An award-winning Aberdeen architect has said the city council has put money above social value in its decision to demolish an historic city school.
David Murray spoke out after councillors voted 19 to 14 to reduce the 136-year-old Victoria Road Primary School in Torry to rubble and sell the land during a full council meeting last week.
The architect, chairman of David Murray Associates, carried out a feasibility study on the building earlier this year on behalf of Torry community council, which had hoped to regenerate the granite landmark.
Members wanted to turn the school – built in 1878 – into 34 one and two-bedroom homes and 7,500sq ft of office and community space, creating about 54 jobs in the local area.
The plan would have involved £3.4million of private investment and a partnership with the council, the newly established Torry Development Trust and a preferred developer.
Mr Murray said he was “appalled” by the council’s decision.
“The council has a planning policy which is there to preserve our granite heritage,” he said.
“They have a presumption in favour of preserving granite buildings. Sometimes, it doesn’t work with some granite buildings, but that’s absolutely not the case here.
“The council should be acting for the greater good.
“They’ll argue that they have a duty to get best value, but that’s only one value. It’s putting monetary value above social value.”
One councillor who backed the proposal to save the school said the local authority had missed an opportunity to work with the Torry community.

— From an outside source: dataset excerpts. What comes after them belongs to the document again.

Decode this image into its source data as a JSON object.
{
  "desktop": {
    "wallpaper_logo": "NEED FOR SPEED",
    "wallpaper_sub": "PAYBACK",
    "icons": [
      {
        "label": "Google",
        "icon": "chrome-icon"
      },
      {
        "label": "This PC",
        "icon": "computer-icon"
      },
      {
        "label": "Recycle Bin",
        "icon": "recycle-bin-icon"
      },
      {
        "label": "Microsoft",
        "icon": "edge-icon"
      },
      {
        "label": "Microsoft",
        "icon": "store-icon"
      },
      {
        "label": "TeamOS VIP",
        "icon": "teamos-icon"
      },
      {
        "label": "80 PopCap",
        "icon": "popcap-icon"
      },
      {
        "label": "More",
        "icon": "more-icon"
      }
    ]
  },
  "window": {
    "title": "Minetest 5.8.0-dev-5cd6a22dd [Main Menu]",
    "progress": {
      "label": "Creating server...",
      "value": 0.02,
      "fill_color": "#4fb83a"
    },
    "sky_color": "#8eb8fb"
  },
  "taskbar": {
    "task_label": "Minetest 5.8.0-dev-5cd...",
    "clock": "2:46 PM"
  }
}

SNP councillor for Torry and Ferryhill, Graham Dickson, said: “I am massively disappointed that this old granite heritage building is going to be demolished. It is a really key feature of the history of Torry and Aberdeen as a whole.
“There was an opportunity for the administration to trust and to work with the local community, and to let the community move forward the regeneration for this part of the city.
“That’s one of the worst outcomes of the meeting, we have people willing to put forward a very credible proposal and make it a proper community asset but the administration just weren’t willing to listen to them.”